European Green Bond Standard: new measures to reduce green washing

(Source: European Parliament)

  • Not only is a new label created but also rules for the green bonds market
  • Added requirements for companies wishing to issue European green bonds to weed out ‘brown companies’
  • Additional rules to strengthen supervision
  • Increased transparency to make it clear if bond proceeds will be used in gas or nuclear sectors

MEPs seek to better regulate the green bond market, improve its supervision, reduce greenwashing, and add clarity when money goes to gas or nuclear.

On Monday, MEPs in the Economic and Monetary Affairs Committee adopted their negotiation position on the Regulation on European green bonds. The text, prepared by Paul Tang (S&D, NL), introduces numerous changes to the Commission’s proposal and was approved by 44 votes in favour, 12 against and 3 abstentions.

 

Wider scope

The amended proposal seeks to better regulate the entire green bond market, rather than only establishing the European Green Bond label (EuGB), and reduce so-called “green washing”.

For all bonds that are marketed as green, transparency requirements are introduced, including being aligned with the taxonomy legislation on the use of proceeds derived from the bond issuance. This would allow investors to compare EUGBs with other existing green bonds. In addition, all those issuing green bonds must have safeguards in place to ensure they do not harm people or planet.

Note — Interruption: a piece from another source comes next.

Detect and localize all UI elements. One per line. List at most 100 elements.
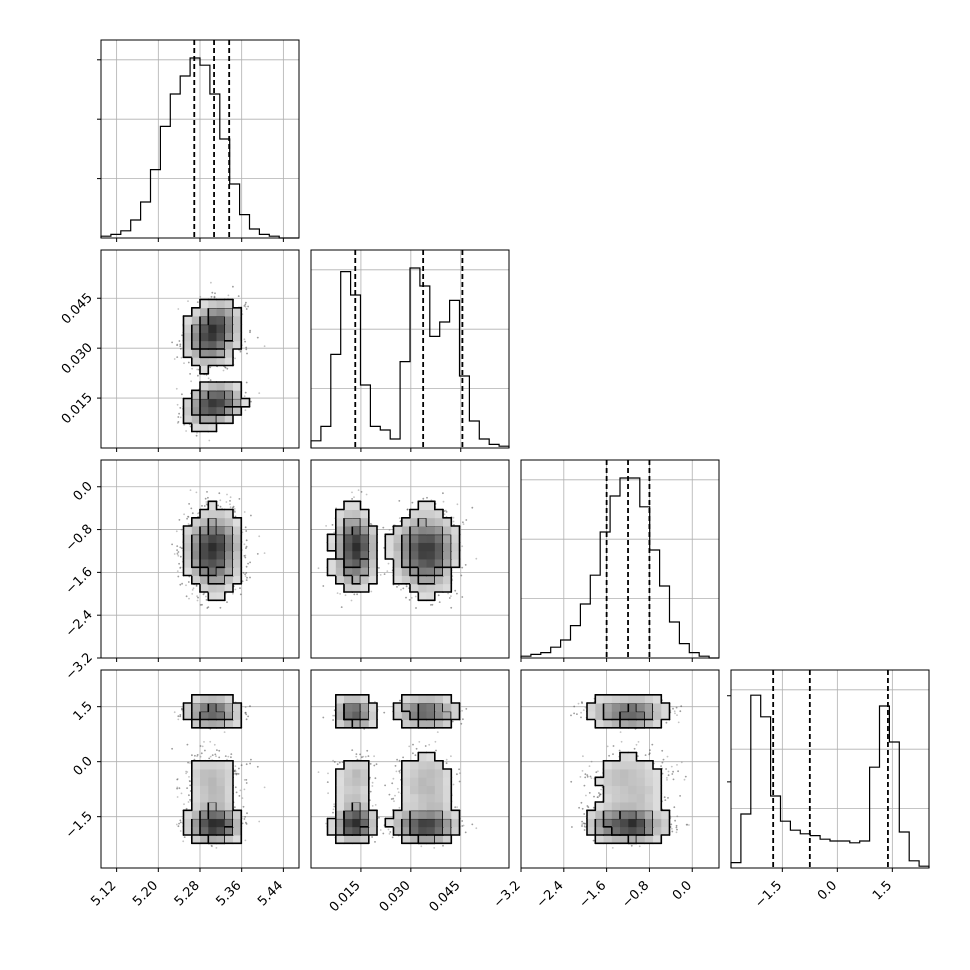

New requirements on benefitting entities

To avoid ‘brown’ companies (i.e. with highly polluting industries) using the EuGB label to pretend to be greener than they really are, the amended proposal requires that all EuGBs have verified transition plans. The text also ensures that all issuers of green bonds have processes in place to identify and limit the principal adverse impacts of their activity. Finally, it prohibits all issuers from countries that are on the EU’s grey or blacklist of tax havens from issuing EuGBs.

Stronger supervision

Supervision is strengthened in various ways. External reviewers who review the EuGB should have fewer conflicts of interest and provisions are included to ensure that the authorities could ban companies from issuing EUGBs if they fail to follow the rules. The adopted text also ensures stronger market-pressure to comply with the rules by ensuring investors have legal recourse if the issuer’s failure to comply leads to the depreciation of a green bond.

Increased transparency for gas and nuclear

The adopted text requires stronger transparency requirements so that when a green bond issuer intends to allocate proceeds to nuclear energy or fossil gas related activities, a statement must appear prominently on the first page of the EuGB Factsheet.

Quote

After the vote, the rapporteur Paul Tang (S&D, NL) said, “Parliament is giving a clear signal before negotiations with Council. The European Green Bond Standard needs to be fully aligned with the EU taxonomy for it to become the gold standard in the international green bond market. And with transition plans, we put European Green Bonds at the heart of companies’ transitions to a sustainable economy. We are serious about ending greenwashing. When this regulation becomes law, simply saying your firm’s bond is green will no longer be good enough.”

Next Steps

The committee also voted to proceed with negotiations with the member states to hammer out a deal. These talks will begin in the coming weeks.

Background

Green bonds play an increasingly important role in financing assets needed for the low-carbon transition. However, there is no uniform green bond standard within the EU. The new European Green Bond Standard aims to ensure that European companies can benefit from green financing and that investors will find the green investments they wish.